Ни сна, ни отдыха измученной душе,
Ложатся рядышком снаряды, справа, слева.
Взрыв под землей, взрыв под водой, и вот уже -
Седьмое небо.
Ведь не электрик провода замкнуть рискнул
Наживы для или эксперимента ради,
Так не поджечь ли нам красавицу Москву? -
Скажи-ка, дядя.
Такого даже не было в СССР.
Включаю телевизор - побелели лица,
Ни ОРТ, ни НТВ, ни РТР -
Одна “Столица”.
А в дальнем, ближнем зарубежье, все кругом
Сочувствуют, но тут же умывают руки.
Чечня, кричат, Чечня, кричат, опять пришла с огнем.
Смеются, суки.
И как всегда, опять безмолвствует народ,
Но олигархи чтят народа интересы.
Огонь и воду перешагивая вброд
На мерседесах.
Качайте нефть, воруйте никель и титан,
Откройте краны все, а завтра вскроем вены.

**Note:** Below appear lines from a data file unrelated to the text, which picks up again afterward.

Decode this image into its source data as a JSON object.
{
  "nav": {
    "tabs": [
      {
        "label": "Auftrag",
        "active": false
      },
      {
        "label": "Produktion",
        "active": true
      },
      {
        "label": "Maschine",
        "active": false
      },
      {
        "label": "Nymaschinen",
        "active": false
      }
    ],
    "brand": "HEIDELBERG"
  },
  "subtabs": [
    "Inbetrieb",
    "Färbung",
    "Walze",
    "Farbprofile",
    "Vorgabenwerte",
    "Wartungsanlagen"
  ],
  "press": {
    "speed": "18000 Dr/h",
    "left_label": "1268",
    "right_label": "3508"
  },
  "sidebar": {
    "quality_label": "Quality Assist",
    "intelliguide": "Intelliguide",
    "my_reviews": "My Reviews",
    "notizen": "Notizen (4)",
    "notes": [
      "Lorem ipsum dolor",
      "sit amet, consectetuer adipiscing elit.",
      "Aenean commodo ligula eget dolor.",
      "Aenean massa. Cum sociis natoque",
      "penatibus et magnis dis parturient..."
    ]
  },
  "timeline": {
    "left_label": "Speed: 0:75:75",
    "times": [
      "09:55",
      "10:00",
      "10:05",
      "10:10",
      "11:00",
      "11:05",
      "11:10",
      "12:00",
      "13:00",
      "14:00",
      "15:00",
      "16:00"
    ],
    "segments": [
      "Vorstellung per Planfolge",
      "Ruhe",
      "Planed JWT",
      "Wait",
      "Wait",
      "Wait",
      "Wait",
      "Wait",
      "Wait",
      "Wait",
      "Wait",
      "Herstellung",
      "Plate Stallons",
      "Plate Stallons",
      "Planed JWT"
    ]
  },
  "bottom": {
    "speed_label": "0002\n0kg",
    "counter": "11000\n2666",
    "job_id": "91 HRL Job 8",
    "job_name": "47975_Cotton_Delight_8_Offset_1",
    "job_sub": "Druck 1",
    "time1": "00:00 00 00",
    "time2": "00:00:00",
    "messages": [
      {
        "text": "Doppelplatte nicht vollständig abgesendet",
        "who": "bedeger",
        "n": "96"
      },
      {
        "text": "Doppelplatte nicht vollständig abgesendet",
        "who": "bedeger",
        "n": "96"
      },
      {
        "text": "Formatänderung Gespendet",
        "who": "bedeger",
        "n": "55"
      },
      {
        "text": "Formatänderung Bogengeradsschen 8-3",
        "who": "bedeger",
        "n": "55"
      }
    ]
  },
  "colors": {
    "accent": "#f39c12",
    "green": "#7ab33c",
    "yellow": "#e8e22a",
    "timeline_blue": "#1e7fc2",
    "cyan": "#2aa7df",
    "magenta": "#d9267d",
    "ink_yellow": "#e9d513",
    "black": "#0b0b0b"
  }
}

В который раз горим, полундра, капитан,
Врубай сирены!
* * *
Далекий гул ушедших дней
И сны, которым век не сбыться,
А с фотографий смотрят лица
Домов, деревьев и людей.
Ест щи непомнящий Иван.
Кавказский пленник едет в джипе
И только что отснятый в клипе
Рок-музыкант, и наркоман
С концерта во Владикавказе.
Вот Витухновская в экстазе
Читает новые стихи
В гостиной Дома Журналиста.
По радио играет Листа
Какой-то гений от сохи.
А по уступам Крымских гор
Гуляют ветреные козы. Жара.
И метеопрогнозы
Неутешительны пока.
Так нужен дождь,
Но облака над морем проплывают мимо.
Дороги все ведут из Рима.
Соседка банку молока
Несет. Закат готовит вечер.
Идет неспешный разговор
И тополя стоят, как свечи,
И смотрят на меня в упор.
ПУБЕРТАТКЕ НАТАШЕ
Голова твоя дитячья - тело взрослое,
И руками машешь ты, как лодка веслами.
И колышешь белой грудью под прозрачной блузкой,
И босой ступаешь ножкой, как под музыку.
Так что телом пользуйся, жизни радуйся.
Человек под молодостью, как под градусом.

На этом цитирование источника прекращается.